By Jennifer Martinez - 11/13/12 03:48 PM EST
Critics of the bill, such as musicFIRST, have said that Pandora is more interested in its bottom line than fairly compensating artists. Speaking at the Future of Music Summit on Tuesday, Westergren said those charges are false and emphasized that the bill does not set royalty rates for Internet radio services.
"That's a huge misnomer. It's really important for artists to try to parse the rhetoric around this. That is not true," Westergren said.
"What this legislation proposes to do is to provide us with the same rate-setting standards so when the Copyright Royalty Board considers our situation, they get to consider that evidence under the same sort of rubric," he said. "It doesn't set a rate. It's been unpredictable in the past. It wouldn't even bet on what the outcome would be. It allows us to operate on a level playing field."
However, Westergren said the hope is that the bill would lead to lower royalty fees for Internet radio services like Pandora.
"We're asking for a standard parity, which we think will lead to a lower rate. Hopefully it will," he said.
Westergren said that the market for Internet radio has been hampered by high royalty fees and that Pandora hasn't faced much competition over the years. He noted that earlier competitors in the field — AOL, Yahoo and MSN — have all left the Internet radio business because it wasn't profitable.
"Most businesses are reluctant to enter it," he said. "I think that should set off alarm bells."
Westergren said although Pandora's revenue has been "doubling for some time" and its listener base has continued to rise, the now publicly traded company has struggled to stay profitable.
"It's kind of a Jekyll-and-Hyde business.
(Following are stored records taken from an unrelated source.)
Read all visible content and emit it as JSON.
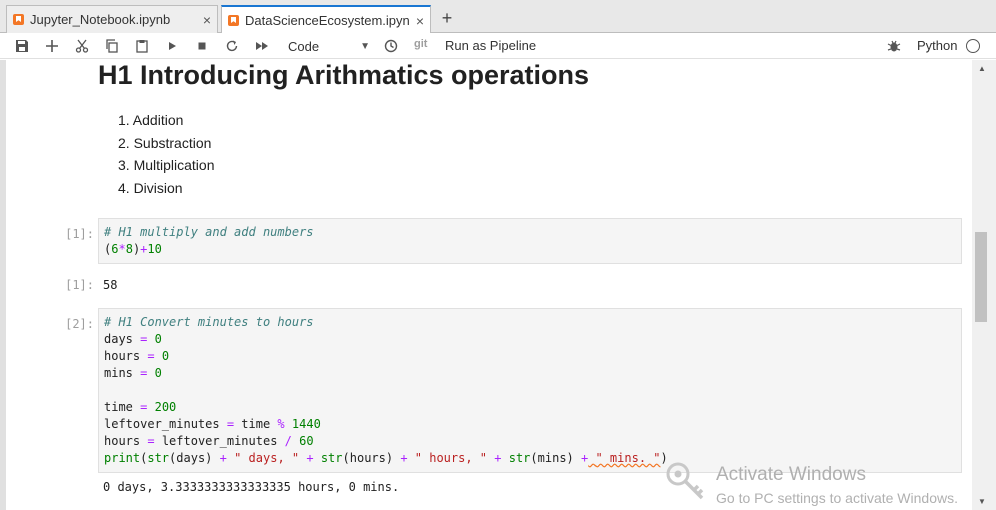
{
  "tabs": [
    {
      "label": "Jupyter_Notebook.ipynb",
      "close": "×"
    },
    {
      "label": "DataScienceEcosystem.ipyn",
      "close": "×"
    }
  ],
  "tab_add": "+",
  "toolbar": {
    "cell_type": "Code",
    "git_label": "git",
    "run_pipeline": "Run as Pipeline",
    "kernel": "Python"
  },
  "notebook": {
    "heading": "H1 Introducing Arithmatics operations",
    "list_items": [
      "1. Addition",
      "2. Substraction",
      "3. Multiplication",
      "4. Division"
    ],
    "cell1": {
      "prompt": "[1]:",
      "output_prompt": "[1]:",
      "output": "58"
    },
    "cell2": {
      "prompt": "[2]:",
      "output": "0 days, 3.3333333333333335 hours, 0 mins."
    }
  },
  "watermark": {
    "title": "Activate Windows",
    "subtitle": "Go to PC settings to activate Windows."
  },
  "colors": {
    "accent": "#1976d2",
    "notebook_icon": "#f37726",
    "code_comment": "#408080",
    "code_number": "#008000",
    "code_operator": "#aa22ff",
    "code_string": "#ba2121"
  }
}
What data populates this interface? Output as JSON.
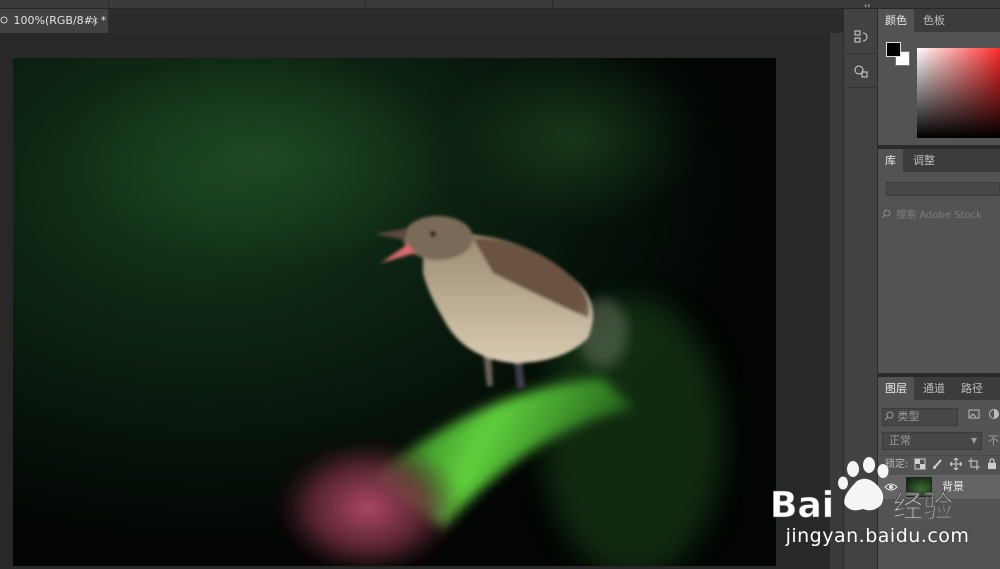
{
  "document_tab": {
    "title": "100%(RGB/8#) *",
    "close_glyph": "×",
    "icon": "ps-doc-icon"
  },
  "dock": {
    "collapse_glyph": "‹‹",
    "buttons": [
      {
        "name": "history-icon"
      },
      {
        "name": "properties-icon"
      }
    ]
  },
  "color_panel": {
    "tabs": [
      "颜色",
      "色板"
    ],
    "active_tab": "颜色",
    "foreground": "#000000",
    "background": "#ffffff",
    "spectrum_hue": "#ff2a2a"
  },
  "library_panel": {
    "tabs": [
      "库",
      "调整"
    ],
    "active_tab": "库",
    "search_placeholder": "搜索 Adobe Stock"
  },
  "layers_panel": {
    "tabs": [
      "图层",
      "通道",
      "路径"
    ],
    "active_tab": "图层",
    "filter_label": "类型",
    "blend_mode": "正常",
    "opacity_label": "不",
    "lock_label": "锁定:",
    "layers": [
      {
        "name": "背景",
        "visible": true
      }
    ]
  },
  "watermark": {
    "brand": "Baidu经验",
    "url": "jingyan.baidu.com"
  },
  "colors": {
    "app_bg": "#282828",
    "panel_bg": "#535353",
    "dock_bg": "#424242",
    "accent": "#ff2a2a"
  }
}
On the growth side, it's been a wonderful story," Westergren said. "Profitability is a different story for us. … We're really struggling to make that happen."
Record labels and Internet radio services struck a deal in 2009 that set royalty rates for streaming music online, but the terms of that settlement are set to expire in 2015.
Following the panel, Westergren faced a tough questions from the audience about how the bill would affect artist compensation.
"I totally empathize with artists and groups, even the most vocal ones, that are upset about it, but I think we can get past that and talk about the ... facts of this," Westergren told reporters."They'll understand what we're saying."